By Earle J. Fisher, Special to TSDMemphis.com

Scores of people in Memphis, along with thousands across the country, demonstrated in support of the Fight for $15 movement on November 29th. This movement for fair wages, just labor practices and economic equity echoes the same sentiments that made the March on Washington such an encompassing and historically impactful endeavor.

The Civil Rights Movement of the 1960’s was able to intersect faith, justice and economics in a way that appealed to a diverse group of people willing to affirm that God demands we treat every human being with dignity and every worker with respect.

It seems so simple.

If anyone should be in support of fair wages, just labor practices and economic equity, it should be people of faith, right?

One of the concrete Christian principles is stewardship. Most people rightfully condemn churches (and exploitative church leaders) for a focus on fundraising that often compromises ministerial ethics. The other side of that coin is the mandate that we adequately compensate workers, appropriately collect social contributions and efficiently distribute resources where they are most needed – what many religious scholars now refer to as “economic justice.”

“It is theological malpractice,” says the Rev. William Barber, “to ask your members to tithe if you won’t fight for them to have a living wage.”

Amen! It just seems to make good sense, to me.

Everyone demanding equity is echoing the sentiment found throughout the biblical and prophetic traditions.

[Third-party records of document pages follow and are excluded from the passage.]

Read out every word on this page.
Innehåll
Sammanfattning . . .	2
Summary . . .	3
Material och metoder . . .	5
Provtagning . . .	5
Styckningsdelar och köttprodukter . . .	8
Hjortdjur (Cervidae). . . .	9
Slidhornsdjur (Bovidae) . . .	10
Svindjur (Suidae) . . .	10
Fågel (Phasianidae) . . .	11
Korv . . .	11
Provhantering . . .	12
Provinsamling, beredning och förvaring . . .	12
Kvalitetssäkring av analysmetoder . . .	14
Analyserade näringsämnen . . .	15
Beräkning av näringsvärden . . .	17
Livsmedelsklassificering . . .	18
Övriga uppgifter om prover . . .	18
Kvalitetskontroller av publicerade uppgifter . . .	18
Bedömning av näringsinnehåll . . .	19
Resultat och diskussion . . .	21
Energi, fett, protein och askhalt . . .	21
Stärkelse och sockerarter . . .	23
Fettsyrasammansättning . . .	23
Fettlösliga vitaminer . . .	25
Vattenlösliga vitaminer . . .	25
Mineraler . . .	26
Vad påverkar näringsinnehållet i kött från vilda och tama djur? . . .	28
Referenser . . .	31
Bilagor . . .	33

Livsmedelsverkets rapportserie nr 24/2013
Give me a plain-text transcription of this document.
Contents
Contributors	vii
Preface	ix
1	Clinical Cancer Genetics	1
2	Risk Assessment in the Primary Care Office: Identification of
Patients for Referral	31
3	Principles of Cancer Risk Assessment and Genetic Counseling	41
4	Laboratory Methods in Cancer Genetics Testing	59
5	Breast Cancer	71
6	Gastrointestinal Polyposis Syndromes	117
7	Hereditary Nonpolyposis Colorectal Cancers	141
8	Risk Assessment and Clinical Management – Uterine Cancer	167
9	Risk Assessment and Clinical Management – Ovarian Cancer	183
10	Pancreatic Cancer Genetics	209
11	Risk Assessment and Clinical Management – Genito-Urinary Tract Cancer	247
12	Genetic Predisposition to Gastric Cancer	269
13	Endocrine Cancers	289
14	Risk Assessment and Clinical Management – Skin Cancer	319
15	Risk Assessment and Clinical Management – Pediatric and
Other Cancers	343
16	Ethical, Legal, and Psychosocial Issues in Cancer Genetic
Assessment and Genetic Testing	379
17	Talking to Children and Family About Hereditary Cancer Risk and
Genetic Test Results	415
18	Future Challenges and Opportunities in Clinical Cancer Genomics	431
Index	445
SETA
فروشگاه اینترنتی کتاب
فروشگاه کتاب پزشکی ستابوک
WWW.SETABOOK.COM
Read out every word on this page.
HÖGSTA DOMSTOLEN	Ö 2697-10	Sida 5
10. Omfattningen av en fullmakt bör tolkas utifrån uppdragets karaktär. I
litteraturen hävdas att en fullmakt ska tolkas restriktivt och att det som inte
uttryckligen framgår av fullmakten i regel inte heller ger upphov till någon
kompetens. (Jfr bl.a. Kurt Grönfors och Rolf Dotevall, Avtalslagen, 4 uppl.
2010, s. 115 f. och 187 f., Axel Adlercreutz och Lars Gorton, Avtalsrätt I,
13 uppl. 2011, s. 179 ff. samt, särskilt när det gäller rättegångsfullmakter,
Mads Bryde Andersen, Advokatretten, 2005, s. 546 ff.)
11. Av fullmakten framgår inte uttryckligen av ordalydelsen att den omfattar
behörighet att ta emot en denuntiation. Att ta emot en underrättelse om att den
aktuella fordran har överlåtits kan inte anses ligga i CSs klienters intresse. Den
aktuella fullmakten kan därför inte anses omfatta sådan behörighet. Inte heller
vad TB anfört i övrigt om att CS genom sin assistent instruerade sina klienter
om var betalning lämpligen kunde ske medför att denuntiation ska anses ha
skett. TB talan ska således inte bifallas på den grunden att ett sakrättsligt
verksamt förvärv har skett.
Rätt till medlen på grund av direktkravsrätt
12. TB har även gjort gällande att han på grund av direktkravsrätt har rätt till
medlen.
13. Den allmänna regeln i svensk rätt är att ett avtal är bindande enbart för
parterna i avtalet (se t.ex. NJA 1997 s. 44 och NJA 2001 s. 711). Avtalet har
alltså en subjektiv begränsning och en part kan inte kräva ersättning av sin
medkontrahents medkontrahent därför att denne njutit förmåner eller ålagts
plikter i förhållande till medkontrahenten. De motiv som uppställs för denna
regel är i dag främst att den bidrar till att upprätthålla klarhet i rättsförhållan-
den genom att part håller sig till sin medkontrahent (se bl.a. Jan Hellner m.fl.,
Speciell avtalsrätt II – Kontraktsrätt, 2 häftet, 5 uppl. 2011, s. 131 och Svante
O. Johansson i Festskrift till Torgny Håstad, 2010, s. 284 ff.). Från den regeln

That’s why I’ve marched with the Fight for $15 movement in Memphis and Nashville. I was part of a group of clergy that attended the National Workers Convention in Virginia a few weeks ago. It’s simply the righteous thing to do.

Since Memphis is in the heart of the Bible belt, a city that is predominately black and plagued by poverty should be a likely target for the Fight for $15 movement to gain support and necessary traction. After all, predominately black denominations are reported to be some of the poorest people of faith.

David Masci, in an October 2016 article entitled “How income varies among U.S. Religions Groups,” wrote that, “Among those denominations with the lowest household income are two historically black churches, the National Baptist Convention…and the Church of God In Christ…nearly half of all (their]) members have household incomes of less than $30,000 per year.”

In other words, most “church folks” make less than $15 an hour.

Black Church congregants should be marching in droves.

Nevertheless, on National Day of Action many people of faith were making presumptions about the “character” of the fast food workers from a platform of false piety. Most people still can’t seem to make the connections between economic exploitation, political manipulation, inadequate education and the necessity of public (civil) demonstration. Add spiritual apathy and passivism to that equation and you have a molotov cocktail of generational poverty and oppression.

Welcome to Memphis.

While the working poor (and allies) were protesting, all manner of conjecture and misinformation prevailed in social and mainstream media. Inarticulate workers and subtle rhetorical jabs at the humanity of those seeking livable wages flooded timelines and news cycles. Between the prosperity gospel perspective and the evangelicalism that promoted Trump to the presidency, too many of us see faith and finances through the lens of radical and unrighteous individualism.

We have to do and be better than that. We cannot simply talk about “saving souls” while people are working 40-hour weeks and their families are still starving.

Dr. Martin Luther King Jr. once paraphrased Brazilian archbishop Dom Helder Camara saying, “When I give food to the poor they call me a saint. When I ask why there are poor people, in the richest country in the world, they call me a communist.”

It seems simple, to me, because it is simple. The struggle for economic justice and equitable wages is not merely about fast-food workers. This is about all of us. All. Of. Us!

And anybody who centers their faith on individual “blessings” and “breakthroughs” does irreparable damage to the heart of the Gospel. Our individual blessings and burdens are always tied to a broader social and spiritual economy.

The focus of our efforts for equity and our critiques of people’s character must be leveled at the corporations, systems and even the co-opted “Christian” philosophies that exploit our citizens and corrupt our culture. We should protect, partner with and even praise those workers whose surplus of courage and conviction is overcompensating for our collective cowardice and lack of creativity.

(The Rev. Earle J. Fisher is senior pastor of Abyssinian Baptist Church and co-spokesperson for the Memphis Grassroots Organizations Coalition.)